Cerré los ojos. Y esperé pacientemente por el remordimiento.

Las imágenes llegaron con premura, colmando mi mente con el recuerdo de sus besos, de la urgencia y profundidad con la que sus labios se encontraban con los míos; de su piel ardiente; sus caricias, seguras y dulces; la forma en la que nuestros cuerpos se unían... Pero, por más que aguardé, y por más que me preparé para aquel sentimiento, ni la culpa ni el arrepentimiento se hicieron presentes. Sino todo lo contrario: de forma inesperada, percibí el calor condensándose en la parte baja de mi vientre, al tiempo que un punto sensible entre mis piernas se apretaba.

Pensar en él provocó que la sangre se acumulara en mis mejillas.

Estaba confundida. No sabía cómo se suponía que tenía que reaccionar ahora que el fervor del momento había desaparecido. No estuve segura de cómo debía de sentirme ahora que había hecho el amor con un demonio.

«No hiciste el amor, solo tuviste sexo», me regañó la voz de mi cabeza. «Así lo ve él. Así es cómo tienes que verlo tú».

Un destello de nostalgia revoloteó dentro de mí, pero negué y continué recibiendo el agua caliente, porque lo que menos necesitaba era sentirme miserable en esos momentos. Ya tenía bastante de qué preocuparme como para, además, mortificarme porque lo nuestro no podía ser recíproco. Eso ya lo sabía bastante bien. Pero, desgraciadamente, no hacía que el dolor sordo que sentía en mi pecho cada vez que lo recordaba menguara.

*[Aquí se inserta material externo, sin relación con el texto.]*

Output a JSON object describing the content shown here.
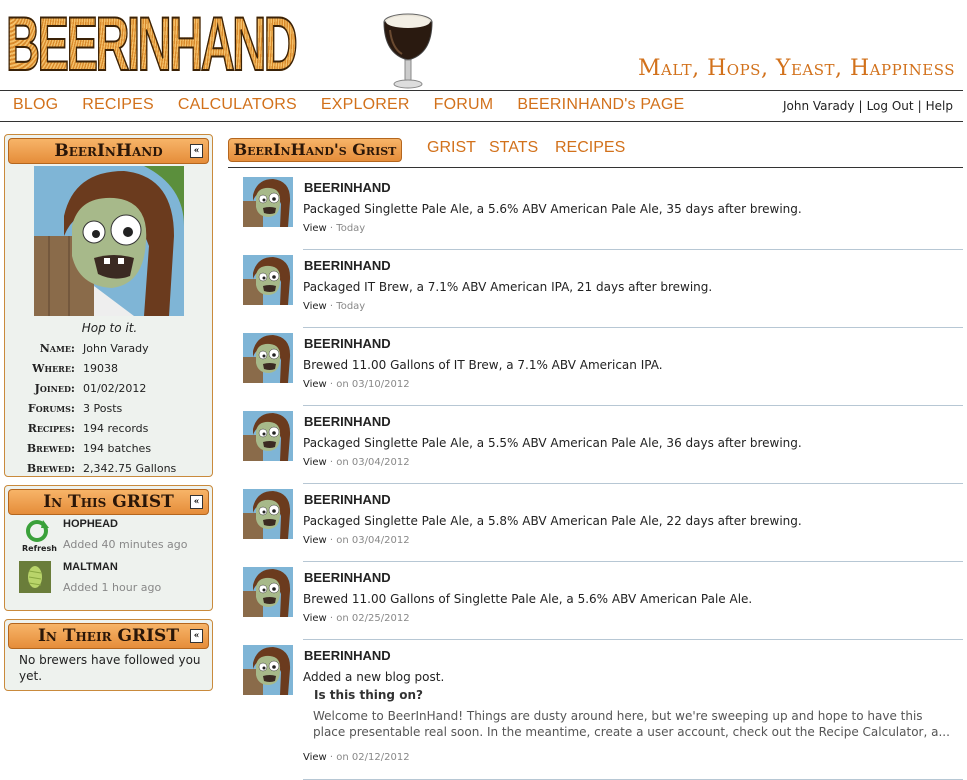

En cuanto cerré la llave de la ducha, avancé con cuidado hasta el espejo empañado por el vapor, con la única intención de hacer una evaluación de daños y decidir si me encontraba apta para asistir al trabajo. Si todavía lucía como si me hubieran tratado de asesinar con un bate, de ninguna forma iba a ir. Limpié el vaho de la superficie lisa con una mano y me enfrenté a mi reflejo.

Mi propio rostro despertó un sentimiento en mí que no supe reconocer, pero no me distraje con eso. Mis ojos oscuros viajaron directamente a la cicatriz en la parte más alta de mi frente, la que me hizo Naamáh aquella vez que se enfrentó con Akhliss en el parque. Pese a que ya estaba completamente sanada, se podía percibir más clara que el resto de mi piel. Mis párpados apenas se teñían con un ligero tono escurecido, pero eso bien podía atribuirlo a haber dormido poco... La herida de mi labio también estaba curada, sólo se notaba si alguien se me llegaba a acercar demasiado y podía cubrirlo fácilmente con maquillaje.

Pero era la diminuta abertura que había cambiado permanentemente la forma de mi ceja la que me inquietaba. Apostaba lo que fuera a que la cicatriz me haría sentir miserable cada vez que la viera. Por otro lado, mi aspecto, aunque no era el mejor, era lo suficientemente decente como para presentarme al trabajo. Y ya solo me sentía dolorida por el esfuerzo físico de anoche, no porque tuviera heridas. No tenía excusa. Mucho menos considerando que ahora, si llegaba a tener problemas de dinero, no podía recurrir a nadie.

Todavía sintiendo esa extraña sensación amarga que la partida de Azazziel me había dejado, fui directo al primer piso, con el cabello húmedo y las ropas holgadas que Nat me había prestado. La figura voluptuosa de Akhliss, de pie con la vista perdida en el enorme ventanal que daba al patio trasero, sosteniendo un vaso con líquido trasparente, fue lo primero que mis ojos captaron al llegar a la sala de estar.

Ella giró la cabeza hacia mí en cuanto estuve más cerca. Sus ojos color amatista recorrieron mi rostro con detenimiento, y un viso desconocido surcó su expresión.

—¿Quieres desayunar? —inquirió, luego se encogió de hombros—. No soy buena cocinera, pero supongo que puedo prepararte algo sin envenenarte.

Sonreí con timidez.

—En realidad, tengo que ir a casa a cambiarme. Necesito buscar mi uniforme, no puedo... —La diablesa me interrumpió alzando un dedo, y apuntó hacia una bolsa que estaba encima de uno de los sillones negros.